Largely autobiographical, Here They Come tells the story of a young girl and her eccentric family–but they're not eccentric in a quaint way: her mother is a melodramatic mess; her weakened grandmother painfully sleeps in a chair all day; her volatile brother wears his silk chinese robe and laments his failed relationships; and her sisters all try to live a normal life as possible in an usual environment, to say the least. Their film editor/scoundrel narcissist of a father has left them destitute and alone for another woman only referred to as “the slut”.
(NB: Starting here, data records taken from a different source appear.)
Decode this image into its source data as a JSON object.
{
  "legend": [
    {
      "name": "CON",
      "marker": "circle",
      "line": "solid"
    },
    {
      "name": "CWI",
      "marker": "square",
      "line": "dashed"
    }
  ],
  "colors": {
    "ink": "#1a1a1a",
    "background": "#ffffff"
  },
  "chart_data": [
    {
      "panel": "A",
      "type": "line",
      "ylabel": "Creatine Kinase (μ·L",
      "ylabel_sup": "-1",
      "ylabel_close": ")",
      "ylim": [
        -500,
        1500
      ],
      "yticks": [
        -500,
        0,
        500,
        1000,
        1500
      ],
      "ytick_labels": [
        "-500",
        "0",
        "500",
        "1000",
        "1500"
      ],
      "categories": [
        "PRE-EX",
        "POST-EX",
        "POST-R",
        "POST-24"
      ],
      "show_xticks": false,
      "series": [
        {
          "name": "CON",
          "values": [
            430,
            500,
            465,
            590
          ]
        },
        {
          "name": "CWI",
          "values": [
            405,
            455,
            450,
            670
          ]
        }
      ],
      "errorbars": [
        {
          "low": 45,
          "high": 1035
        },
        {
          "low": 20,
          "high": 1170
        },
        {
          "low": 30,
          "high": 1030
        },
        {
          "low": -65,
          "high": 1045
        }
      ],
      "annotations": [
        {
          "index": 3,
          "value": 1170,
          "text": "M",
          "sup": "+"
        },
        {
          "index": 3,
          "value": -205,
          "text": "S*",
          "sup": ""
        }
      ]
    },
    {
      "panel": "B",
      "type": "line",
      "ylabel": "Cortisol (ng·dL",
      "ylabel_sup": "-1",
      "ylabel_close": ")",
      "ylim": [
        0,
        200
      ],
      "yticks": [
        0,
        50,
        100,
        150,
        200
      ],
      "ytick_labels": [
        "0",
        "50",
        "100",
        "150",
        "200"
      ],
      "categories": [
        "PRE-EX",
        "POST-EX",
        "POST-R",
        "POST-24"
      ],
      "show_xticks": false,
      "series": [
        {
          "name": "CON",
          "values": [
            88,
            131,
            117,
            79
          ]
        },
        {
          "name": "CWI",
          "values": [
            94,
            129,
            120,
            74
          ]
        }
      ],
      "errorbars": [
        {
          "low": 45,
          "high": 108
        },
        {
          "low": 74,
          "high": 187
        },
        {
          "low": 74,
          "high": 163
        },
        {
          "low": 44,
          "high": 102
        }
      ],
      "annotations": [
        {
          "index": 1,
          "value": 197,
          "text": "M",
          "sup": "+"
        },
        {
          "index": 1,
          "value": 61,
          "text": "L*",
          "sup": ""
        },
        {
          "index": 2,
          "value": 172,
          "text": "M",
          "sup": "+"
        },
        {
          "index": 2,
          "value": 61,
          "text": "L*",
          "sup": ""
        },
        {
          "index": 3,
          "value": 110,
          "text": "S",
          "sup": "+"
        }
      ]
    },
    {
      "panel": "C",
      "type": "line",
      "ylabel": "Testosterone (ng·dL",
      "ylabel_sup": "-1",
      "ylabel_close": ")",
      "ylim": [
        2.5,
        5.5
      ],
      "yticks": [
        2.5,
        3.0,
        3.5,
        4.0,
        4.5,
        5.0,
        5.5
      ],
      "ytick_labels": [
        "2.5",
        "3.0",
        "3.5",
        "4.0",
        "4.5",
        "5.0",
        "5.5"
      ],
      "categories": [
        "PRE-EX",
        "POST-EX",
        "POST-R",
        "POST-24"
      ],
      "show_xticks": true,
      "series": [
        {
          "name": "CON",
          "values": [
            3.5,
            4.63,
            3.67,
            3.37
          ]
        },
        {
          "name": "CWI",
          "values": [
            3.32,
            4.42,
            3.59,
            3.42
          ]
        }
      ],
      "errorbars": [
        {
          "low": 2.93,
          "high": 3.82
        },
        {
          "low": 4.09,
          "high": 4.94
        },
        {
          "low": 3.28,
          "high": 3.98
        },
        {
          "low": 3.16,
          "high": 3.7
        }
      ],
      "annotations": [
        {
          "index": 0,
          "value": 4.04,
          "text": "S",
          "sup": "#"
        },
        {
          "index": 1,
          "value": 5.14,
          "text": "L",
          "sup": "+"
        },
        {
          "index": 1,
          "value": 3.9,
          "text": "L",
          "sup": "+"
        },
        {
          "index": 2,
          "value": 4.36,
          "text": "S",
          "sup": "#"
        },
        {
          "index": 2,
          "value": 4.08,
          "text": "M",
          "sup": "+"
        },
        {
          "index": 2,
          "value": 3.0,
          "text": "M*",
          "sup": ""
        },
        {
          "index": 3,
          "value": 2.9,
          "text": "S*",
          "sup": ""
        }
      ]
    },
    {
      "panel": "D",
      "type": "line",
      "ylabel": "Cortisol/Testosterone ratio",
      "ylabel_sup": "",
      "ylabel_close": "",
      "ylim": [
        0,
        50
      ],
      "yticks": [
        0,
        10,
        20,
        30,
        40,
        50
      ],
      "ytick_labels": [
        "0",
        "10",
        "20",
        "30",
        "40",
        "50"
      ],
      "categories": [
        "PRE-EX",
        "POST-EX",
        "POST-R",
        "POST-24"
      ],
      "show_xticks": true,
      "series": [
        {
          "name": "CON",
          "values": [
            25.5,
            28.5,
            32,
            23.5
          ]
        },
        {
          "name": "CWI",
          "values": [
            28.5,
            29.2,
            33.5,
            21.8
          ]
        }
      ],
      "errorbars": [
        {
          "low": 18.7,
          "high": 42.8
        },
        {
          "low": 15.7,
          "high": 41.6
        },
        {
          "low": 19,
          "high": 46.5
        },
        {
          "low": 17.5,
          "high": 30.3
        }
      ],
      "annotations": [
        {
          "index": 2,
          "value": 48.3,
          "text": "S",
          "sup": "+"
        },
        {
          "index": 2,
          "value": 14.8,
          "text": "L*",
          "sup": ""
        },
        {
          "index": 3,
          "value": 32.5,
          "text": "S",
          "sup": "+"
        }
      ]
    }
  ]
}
The story takes place in the 1970s Lower East Side, when a family could manage to live on the island of Manhattan without paying thousands and thousands in rent.The family's lives are shown in snippets, like sudden memories, and are sometimes extremely moving.
This is Murphy's third novel and had trouble finding a publisher until McSweeney's picked it up. Many reviews describe it as a story of a girl who can bend spoons, which is true, but that's really misleading and not at all indicative of the tone of this dreamlike trip down memory lane–it's not sci fi and barely magical realism.